Effets d'une intervention.

Au reste, Julien ne tient pas à lui courir après. Que lui dirait-il?

Il ne sait que se dire à lui-même.

Comme tout est compliqué! Il croyait que son aventure avec la marquise allait suivre bien doucement son cours. Pourquoi Lorgis vient-il se jeter à la traverse?

Il n'est pas seulement ennuyé d'être en désaccord avec le marchand de petits pois. Il est effrayé de faire de la peine à ce jeune Henri qui a fait sa conquête, dès le jour où ils se sont rencontrés.

Et il va peut-être rompre avec ces deux hommes... Pour qui? Pour une femme qu'il aime, qu'il adore, mais aussi avec qui il se sent beaucoup moins de liens... Il pense bien qu'à la rigueur, il sacrifierait le petit dragon, très gentil, très sympathique, mais qui, en somme, n'a fait qu'une brève apparition dans sa vie. Mais Lorgis? Il s'en rend compte maintenant: jamais, depuis qu'il est arrivé à l'âge d'homme, il n'a connu un ami qui vaille celui-là. Il se sent vraiment heureux quand il est avec lui; il s'amuse passionnément! Certes, Antoinette est venue embellir sa vie, l'anoblir, l'orner de gloire. Mais comme, cette vie, Lorgis la rend singulièrement plus animée, plus vibrante, plus variée!

Ainsi, la veille même, ils étaient allés s'asseoir tous les deux dans une auberge, où passaient des rouliers; et Lorgis avait une façon de regarder les gens, qui les mettait en lumière. Vraiment, quand on était avec lui, il semblait qu'on eût des yeux plus vifs et plus pénétrants. Son regard dirigeait votre regard où il fallait. Lorgis, par sa seule présence, augmentait votre curiosité et votre clairvoyance. Des fois, sans rien dire, il vous parlait et vous instruisait...

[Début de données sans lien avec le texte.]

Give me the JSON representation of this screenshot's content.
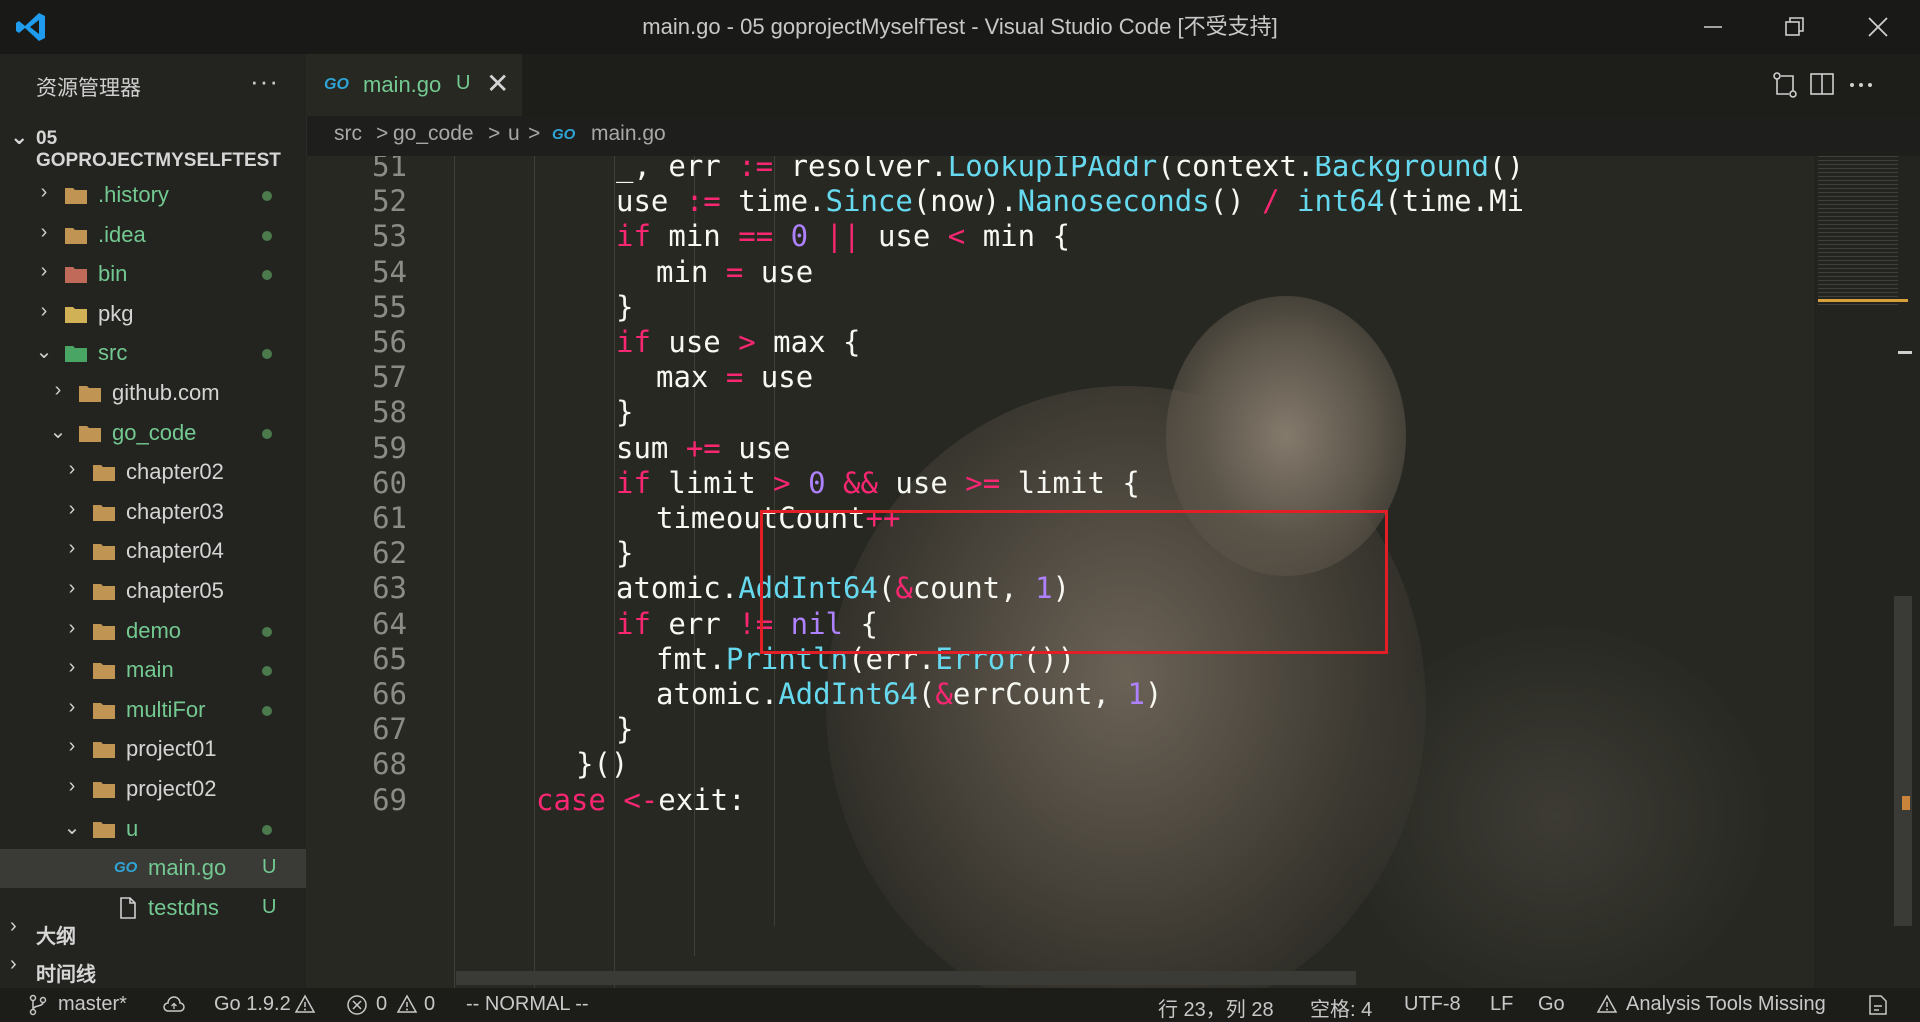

Julien, maintenant, a bien cette impression que Lorgis se détachera de lui s'il n'écoute pas les conseils de tout à l'heure... Il faut donc choisir...

Entre cette soumission heureuse et tranquille que représente pour lui son amitié avec Lorgis, et la gloire, pleine de périls, d'exercer sa domination sur cette belle Antoinette, il y a de quoi hésiter.

Qui sait? Peut-être Julien eût-il sacrifié son amour naissant, s'il avait eu un jugement plus personnel... Mais c'était un homme du monde, qui adoptait les cours en usage pour les différentes joies de la vie, que le monde a estimées et classées. En regard de la conquête d'une aussi belle femme, quel petit trésor que le pur trésor d'une amitié d'homme!

Même les périls, les incertitudes de cette conquête en font un événement plus glorieux. Entre le placement rémunérateur et de tout repos que représente l'amitié de Lorgis, et la belle spéculation d'une aventure amoureuse, toutes les traditions mondaines et françaises défendent à ce jeune homme de balancer.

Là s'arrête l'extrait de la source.